Home | About | Sematext search-lucene.com search-hadoop.com
 Search Hadoop and all its subprojects:

Switch to Threaded View
Kafka, mail # dev - Random Partitioning Issue


Copy link to this message
-
Re: Random Partitioning Issue
Jun Rao 2013-09-27, 17:10
However, currently, if key is null, the partitioner is not even called. Do
you want to change DefaultEventHandler too?

This also doesn't allow the partitioner to select a random and available
partition, which in my opinion is more important than making partitions
perfectly evenly balanced.

Thanks,

Jun
On Fri, Sep 27, 2013 at 9:53 AM, Joe Stein <[EMAIL PROTECTED]> wrote:

> What I was proposing was two fold
>
> 1) revert the DefaultPartitioner class
>
> then
>
> 2) create a new partitioner that folks could use (like at LinkedIn you
> would use this partitioner instead) in ProducerConfig
>
> private class RandomRefreshTimPartitioner[T](props: VerifiableProperties =
> null) extends Partitioner[T] {
>   private val random = new java.util.Random
>
>   def partition(key: T, numPartitions: Int): Int = {
>     Utils.abs(key.hashCode) % numPartitions
>   }
> }
>
> /*******************************************
>  Joe Stein
>  Founder, Principal Consultant
>  Big Data Open Source Security LLC
>  http://www.stealth.ly
>  Twitter: @allthingshadoop <http://www.twitter.com/allthingshadoop>
> ********************************************/
>
>
> On Fri, Sep 27, 2013 at 12:46 PM, Jun Rao <[EMAIL PROTECTED]> wrote:
>
> > Joe,
> >
> > Not sure I fully understand your propose. Do you want to put the random
> > partitioning selection logic (for messages without a key) in the
> > partitioner without changing the partitioner api? That's difficult. The
> > issue is that in the current partitioner api, we don't know which
> > partitions are available.
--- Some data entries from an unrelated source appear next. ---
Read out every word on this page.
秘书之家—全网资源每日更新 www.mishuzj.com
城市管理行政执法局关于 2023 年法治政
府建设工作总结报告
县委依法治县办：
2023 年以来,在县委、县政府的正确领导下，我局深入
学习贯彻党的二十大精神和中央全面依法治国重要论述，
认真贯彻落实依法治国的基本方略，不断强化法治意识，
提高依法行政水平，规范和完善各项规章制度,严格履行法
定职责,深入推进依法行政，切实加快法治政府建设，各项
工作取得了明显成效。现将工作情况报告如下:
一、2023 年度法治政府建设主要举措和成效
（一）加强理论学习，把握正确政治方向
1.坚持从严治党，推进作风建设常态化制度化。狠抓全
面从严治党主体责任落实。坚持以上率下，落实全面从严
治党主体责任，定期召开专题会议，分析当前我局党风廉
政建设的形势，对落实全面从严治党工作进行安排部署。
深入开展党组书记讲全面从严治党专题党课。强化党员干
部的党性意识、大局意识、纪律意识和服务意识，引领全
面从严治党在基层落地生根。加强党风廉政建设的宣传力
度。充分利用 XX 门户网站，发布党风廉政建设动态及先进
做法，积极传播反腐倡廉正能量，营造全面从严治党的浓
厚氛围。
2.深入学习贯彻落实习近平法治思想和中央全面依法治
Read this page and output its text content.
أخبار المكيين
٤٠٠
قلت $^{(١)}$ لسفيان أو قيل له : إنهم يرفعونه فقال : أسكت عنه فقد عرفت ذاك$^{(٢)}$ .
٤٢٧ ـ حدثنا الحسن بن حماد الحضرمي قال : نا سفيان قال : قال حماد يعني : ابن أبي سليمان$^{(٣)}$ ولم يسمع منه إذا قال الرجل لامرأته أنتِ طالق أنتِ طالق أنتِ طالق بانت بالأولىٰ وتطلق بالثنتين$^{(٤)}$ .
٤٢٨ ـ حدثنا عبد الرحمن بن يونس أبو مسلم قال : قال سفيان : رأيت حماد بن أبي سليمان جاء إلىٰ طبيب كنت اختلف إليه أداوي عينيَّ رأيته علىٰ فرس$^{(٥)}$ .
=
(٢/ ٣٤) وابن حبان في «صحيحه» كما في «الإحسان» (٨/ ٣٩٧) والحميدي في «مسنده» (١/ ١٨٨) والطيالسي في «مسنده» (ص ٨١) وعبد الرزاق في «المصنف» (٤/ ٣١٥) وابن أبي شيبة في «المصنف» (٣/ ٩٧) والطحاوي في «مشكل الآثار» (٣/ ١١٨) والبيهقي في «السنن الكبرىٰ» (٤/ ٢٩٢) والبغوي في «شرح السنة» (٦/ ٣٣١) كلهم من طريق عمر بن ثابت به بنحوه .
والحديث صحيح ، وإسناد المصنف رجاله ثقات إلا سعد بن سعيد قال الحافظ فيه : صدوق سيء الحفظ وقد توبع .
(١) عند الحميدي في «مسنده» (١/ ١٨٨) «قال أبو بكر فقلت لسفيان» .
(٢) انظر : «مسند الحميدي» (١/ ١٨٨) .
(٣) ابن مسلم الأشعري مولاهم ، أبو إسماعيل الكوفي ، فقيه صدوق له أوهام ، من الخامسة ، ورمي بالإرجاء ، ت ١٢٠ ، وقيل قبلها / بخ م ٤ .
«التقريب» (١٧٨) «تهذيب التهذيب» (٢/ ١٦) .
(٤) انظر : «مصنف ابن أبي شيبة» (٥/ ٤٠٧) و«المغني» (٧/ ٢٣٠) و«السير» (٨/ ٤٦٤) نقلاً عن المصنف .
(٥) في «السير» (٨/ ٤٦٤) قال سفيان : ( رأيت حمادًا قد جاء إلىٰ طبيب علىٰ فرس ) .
For example, if we have replication factor 1
> on a
> > topic and a broker is down, the best thing to do for the random
> partitioner
> > is to select an available partition at random (assuming more than 1
> > partition is created for the topic).
> >
> > Another option is to revert the logic in the random partitioning
> selection
> > logic in DefaultEventHandler to select a random partition per batch of
> > events (instead of sticking with a random partition for some configured
> > amount of time). This is doable, but I am not sure if it's that critical.
> > Since this is one of the two possible behaviors in 0.7, it's hard to say
> > whether people will be surprised by that. Preserving both behaviors in
> 0.7
> > will require changing the partitioner api. This is more work and I agree
> > it's better to do this post 0.8.0 final.
> >
> > Thanks,
> >
> > Jun
> >
> >
> >
> > On Fri, Sep 27, 2013 at 9:24 AM, Joe Stein <[EMAIL PROTECTED]> wrote:
> >
> > > Jun, can we hold this extra change over for 0.8.1 and just go with
> > > reverting where we were before for the default with a new partition for
> > > meta refresh and support both?
> > >
> > > I am not sure I entirely understand why someone would need the extra
> > > functionality you are talking about which sounds cool though... adding
> it
> > > to the API (especially now) without people using it may just make folks
> > ask
> > > more questions and maybe not use it ... IDK ... but in any case we can
> > work
> > > on buttoning up 0.8 and shipping just the change for two partitioners
> > > https://issues.apache.org/jira/browse/KAFKA-1067 and circling back if
> we
> > > wanted on this extra item (including the discussion) to 0.8.1 or
> greater?
> > >  I am always of the mind of reduce complexity unless that complexity is
> > in
> > > fact better than not having it.
> > >
> > > On Sun, Sep 22, 2013 at 8:56 PM, Jun Rao <[EMAIL PROTECTED]> wrote:
> > >
> > > > It's reasonable to make the behavior of random producers customizable
> > > > through a pluggable partitioner. So, if one doesn't care about # of
> > > socket
> > > > connections, one can choose to select a random partition on every
> send.
> > > If
> > > > one does have many producers, one can choose to periodically select a
> > > > random partition. To support this, the partitioner api needs to be
> > > changed
> > > > though.
> > > >
> > > > Instead of
> > > >   def partition(key: T, numPartitions: Int): Int